2 Kommentare zu “Buch der Woche: Ottokar Schnepf «Licht aus – Vorhang auf – Film läuft»”

  1. Hallo Ottokar ( Otmar )

    Ich bin wie du ein Freund von Anita, einstmals sehr von dir gehasst, aber, alles wird neu, auch das Gras unter unseren Füssen, wenn wir längst nicht mehr sind um darauf herumzutrampeln ! Du machst deine Sache gut, gratuliere.

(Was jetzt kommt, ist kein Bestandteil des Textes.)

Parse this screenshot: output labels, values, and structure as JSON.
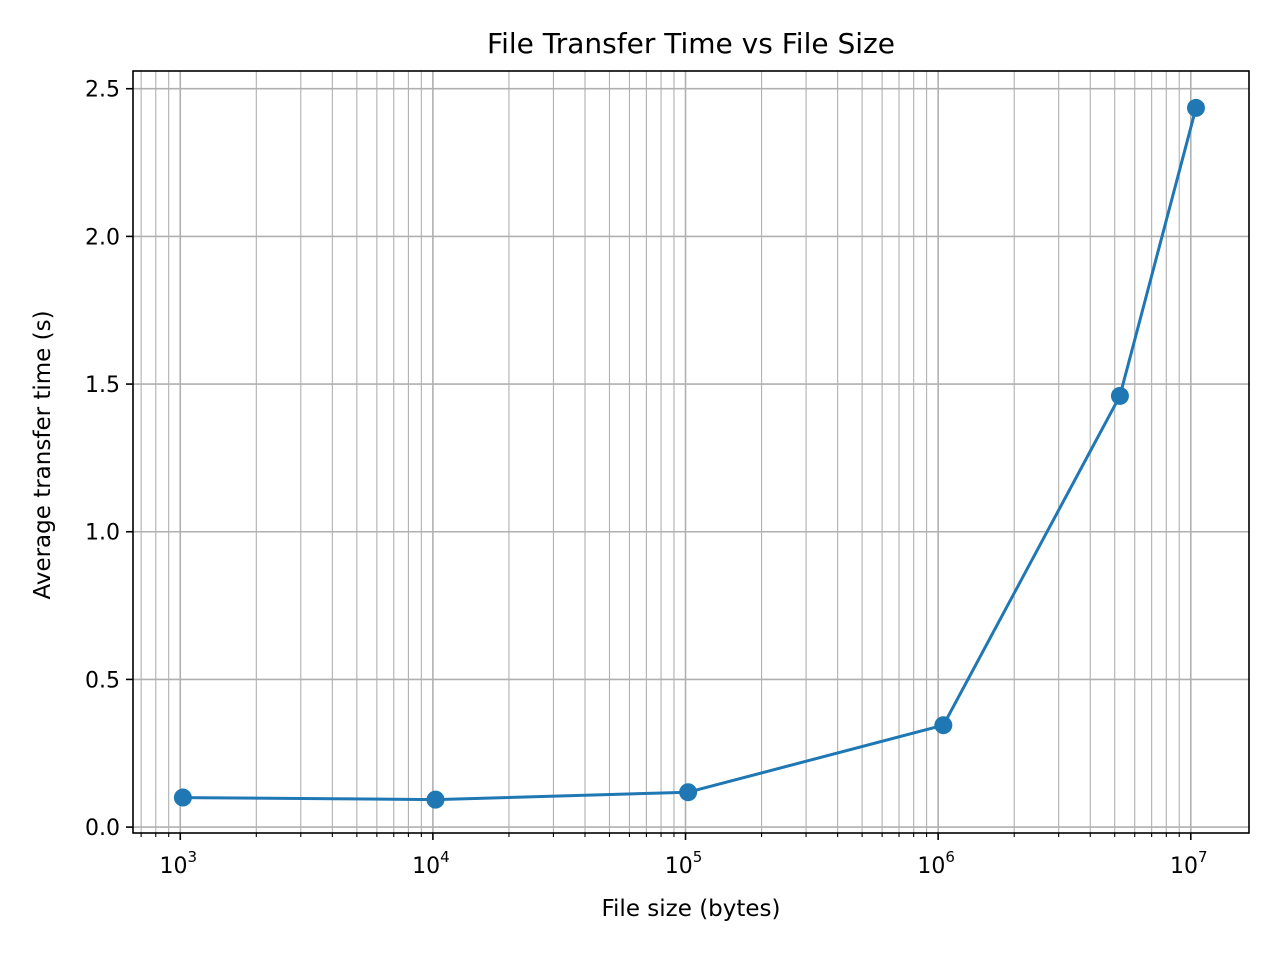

    Ich Grüsse dich als Freund

  2. Herr Schnepf hat im Baslerstab nicht kritisch gewürdigt, sondern Berichte für die Industrie erstellt und das Marktbedürfnis erfüllt (wofür er ja auch bezahlt wurde – und aus was er auch gar keinen Hehl macht).
    Die redaktionalle Erfassung zum Beispiel in den Basler Nachrichten war etwas vollkommend anderes.
    Herr Lienhard setzt wichtige Wörter schön zusammen aber offenbar ohne jede Ahnung (Italowestern fast nur im Union? interessanter wäre zu erwähnen, dass Kinofilme früher mannigfaltigen Eingriffen unterlagen (Kopienherkunft, Zensur, auf 90 Minuten geschnitten, …) – und ihr Genuss bereits deshalb höchst subjektiv blieb – und dass sich die anspruchsvolle Filmkritik früher weniger über Fachwissen (die damals angeblich vorhandene Wissenskontinuität?) als über Sprachgewalt (und wenn schon Erkenntnis in einem persönliche-weltlichen Sinne) auszeichnete: Selbsreferenz wie auch dieses Buch ist ein Produkt unserer Moderne.